Let F be the set of finite subsets of the theory S. Let X[T] be the set of all elements of F that contain (⊇) T. Let D be { Y : Y ⊆ F and Y ⊇ X[T] for some T in F }. Then D is a filter on F. (Closure under superset is trivial. Closure under intersection holds since X[T1]⋂X[T2] ⊆ X[T1⋂T2].) Let U be an ultrafilter on F extending D. Let M[T] be a model of T for each T in F (using AC). Let M* be the ultraproduct of M[T] over U. Then M* satisfies every T in F since X[T] is in U.

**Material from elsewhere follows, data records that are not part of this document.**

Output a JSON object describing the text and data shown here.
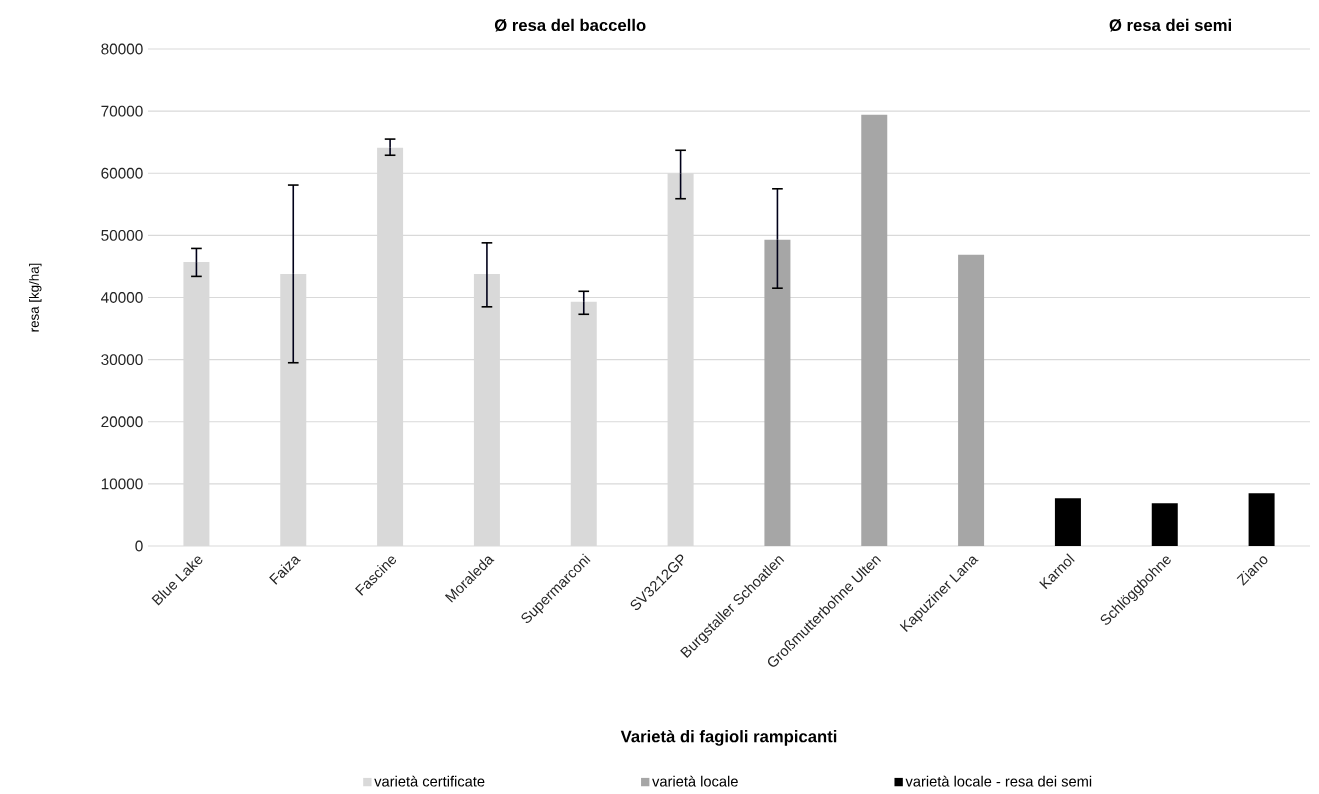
{
  "chart_data": {
    "type": "bar",
    "xlabel": "Varietà di fagioli rampicanti",
    "ylabel": "resa [kg/ha]",
    "annotations": [
      "Ø resa del baccello",
      "Ø resa dei semi"
    ],
    "categories": [
      "Blue Lake",
      "Faiza",
      "Fascine",
      "Moraleda",
      "Supermarconi",
      "SV3212GP",
      "Burgstaller Schoatlen",
      "Großmutterbohne Ulten",
      "Kapuziner Lana",
      "Karnol",
      "Schlöggbohne",
      "Ziano"
    ],
    "series": [
      {
        "name": "varietà certificate",
        "color": "#d9d9d9",
        "values": [
          45700,
          43800,
          64100,
          43800,
          39300,
          60000,
          null,
          null,
          null,
          null,
          null,
          null
        ],
        "errors": [
          [
            43400,
            47900
          ],
          [
            29500,
            58100
          ],
          [
            62900,
            65500
          ],
          [
            38500,
            48800
          ],
          [
            37300,
            41000
          ],
          [
            55900,
            63700
          ],
          null,
          null,
          null,
          null,
          null,
          null
        ]
      },
      {
        "name": "varietà locale",
        "color": "#a6a6a6",
        "values": [
          null,
          null,
          null,
          null,
          null,
          null,
          49300,
          69400,
          46900,
          null,
          null,
          null
        ],
        "errors": [
          null,
          null,
          null,
          null,
          null,
          null,
          [
            41500,
            57500
          ],
          null,
          null,
          null,
          null,
          null
        ]
      },
      {
        "name": "varietà locale - resa dei semi",
        "color": "#000000",
        "values": [
          null,
          null,
          null,
          null,
          null,
          null,
          null,
          null,
          null,
          7700,
          6900,
          8500
        ]
      }
    ],
    "ylim": [
      0,
      80000
    ],
    "yticks": [
      0,
      10000,
      20000,
      30000,
      40000,
      50000,
      60000,
      70000,
      80000
    ],
    "grid": "y",
    "legend": "bottom"
  }
}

But it is much simpler if S is countable. You just enumerate S as Q[1..], and let M[k] be a model of Q[1..k], and let U be an ultrafilter on N extending the Frechet filter (all cofinite subsets of N), and let M* be the ultraproduct of M[k] over U. Then every Q[k] is satisfied by M[k..] and hence also by M*.

But in my opinion it's silly to use ultraproducts when all you actually need is a well-ordering of S. The ultraproduct needs a well-ordering of P(F), which is much more 'unreal' especially when S is countable.

@LeakyNun: Got to go. See you!

@user21820

When we say "given any function f from R to R we say that f is monotone iff forall x,x' in R if x < x' then f(x) < f(x')" we abuse notation, right? on one side we are talking about the function as if it has been constructed from sets and on the other side we use f(x) as if it was developed from a definatorial expansion.

It should've been more like "given any function F from R to R we say that F is monotone iff forall x,x' in R if x < x' then f(x) < f(x')"